A petition submitted by the Trucking Alliance is seeking a change in standardized drug testing.
The Trucking Alliance, which consists of several major carriers, has petitioned the Federal Motor Carrier Safety Administration to recognize the testing of hair follicles as a valid method of the pre-employment drug testing process. As of now, only urine samples are recognized by the FMCSA.
Dozens of trucking companies conduct hair tests along with urinalysis during the screening process, but current federal regulations do not allow the results to be reported to the DOT or to be shared with other companies.
“Maverick has had 108 people apply for truck driver positions who cleared the mandatory urine exam but failed our hair test,” said Steve Williams, president of the Trucking Alliance and Chairman and CEO of Maverick Transportation. “We denied them employment, but they likely found work at other trucking companies.”

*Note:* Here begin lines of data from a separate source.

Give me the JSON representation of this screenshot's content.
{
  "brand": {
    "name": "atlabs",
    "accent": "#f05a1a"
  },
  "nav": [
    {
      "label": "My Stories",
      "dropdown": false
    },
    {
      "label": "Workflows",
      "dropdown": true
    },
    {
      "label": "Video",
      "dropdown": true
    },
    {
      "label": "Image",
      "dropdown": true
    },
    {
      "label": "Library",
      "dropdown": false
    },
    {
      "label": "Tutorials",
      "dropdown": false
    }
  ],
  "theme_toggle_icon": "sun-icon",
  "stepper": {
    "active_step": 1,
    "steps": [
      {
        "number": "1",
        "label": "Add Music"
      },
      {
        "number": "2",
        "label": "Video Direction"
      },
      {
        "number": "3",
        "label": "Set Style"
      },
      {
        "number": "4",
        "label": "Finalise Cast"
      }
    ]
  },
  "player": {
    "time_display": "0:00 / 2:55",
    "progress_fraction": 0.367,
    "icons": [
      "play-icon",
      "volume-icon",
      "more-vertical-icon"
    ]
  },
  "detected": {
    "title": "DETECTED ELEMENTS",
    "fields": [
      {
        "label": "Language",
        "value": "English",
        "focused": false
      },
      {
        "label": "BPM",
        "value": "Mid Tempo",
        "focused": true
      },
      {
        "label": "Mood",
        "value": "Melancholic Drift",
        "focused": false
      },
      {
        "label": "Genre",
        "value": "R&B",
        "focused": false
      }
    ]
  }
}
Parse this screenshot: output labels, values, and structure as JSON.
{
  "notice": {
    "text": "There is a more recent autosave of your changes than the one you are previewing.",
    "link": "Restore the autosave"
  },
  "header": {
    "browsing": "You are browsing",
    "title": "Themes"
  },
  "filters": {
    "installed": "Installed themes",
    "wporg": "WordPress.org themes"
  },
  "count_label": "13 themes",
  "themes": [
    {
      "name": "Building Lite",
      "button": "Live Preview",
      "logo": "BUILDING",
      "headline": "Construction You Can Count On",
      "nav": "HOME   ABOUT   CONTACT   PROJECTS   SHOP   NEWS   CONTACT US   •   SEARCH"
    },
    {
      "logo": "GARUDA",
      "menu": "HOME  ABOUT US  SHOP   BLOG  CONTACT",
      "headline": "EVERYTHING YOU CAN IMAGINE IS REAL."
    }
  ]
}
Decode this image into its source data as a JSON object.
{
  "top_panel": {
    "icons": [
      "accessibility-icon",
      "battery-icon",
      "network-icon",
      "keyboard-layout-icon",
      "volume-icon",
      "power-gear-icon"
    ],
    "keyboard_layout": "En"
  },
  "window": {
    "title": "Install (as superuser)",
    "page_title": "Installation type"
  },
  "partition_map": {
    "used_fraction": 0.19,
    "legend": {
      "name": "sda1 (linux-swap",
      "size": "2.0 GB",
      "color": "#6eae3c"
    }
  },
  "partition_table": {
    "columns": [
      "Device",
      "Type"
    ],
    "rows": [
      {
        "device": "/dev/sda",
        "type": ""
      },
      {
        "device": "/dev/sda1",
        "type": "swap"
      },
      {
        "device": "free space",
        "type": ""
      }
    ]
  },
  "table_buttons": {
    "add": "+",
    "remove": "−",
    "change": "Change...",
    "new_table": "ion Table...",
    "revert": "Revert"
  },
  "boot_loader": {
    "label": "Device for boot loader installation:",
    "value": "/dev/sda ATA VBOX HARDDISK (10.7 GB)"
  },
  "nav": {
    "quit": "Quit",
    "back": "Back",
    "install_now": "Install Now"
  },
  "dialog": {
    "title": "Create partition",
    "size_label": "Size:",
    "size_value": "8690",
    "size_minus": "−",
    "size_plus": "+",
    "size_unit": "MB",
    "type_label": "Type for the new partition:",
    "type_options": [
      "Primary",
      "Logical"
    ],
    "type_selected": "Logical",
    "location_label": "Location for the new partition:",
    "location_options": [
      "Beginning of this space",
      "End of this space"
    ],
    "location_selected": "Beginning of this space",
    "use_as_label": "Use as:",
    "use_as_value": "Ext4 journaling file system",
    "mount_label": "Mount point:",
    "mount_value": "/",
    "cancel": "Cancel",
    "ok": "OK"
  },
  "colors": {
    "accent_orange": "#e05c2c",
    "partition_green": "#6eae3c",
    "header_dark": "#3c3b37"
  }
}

J.B. Hunt, another company that conducts hair tests, reports that in the past 10 years, over 4,700 applicants who passed the urinalysis failed the voluntary hair follicle test. The detection window is also an argument that hair-testing proponents point to; drugs used within the past 90 days can be detected by a single hair sample.
Although the petition argues that hair analysis is more accurate than urinalysis, its reliability has long been in question. Hair testing has been around for decades and is approved by the FDA, but studies have shown that it is possible for hair to absorb drugs just by being in certain environments, and hair samples could be contaminated if not handled properly.
The advisory board has a scheduled meeting on December 7 to discuss the issues further.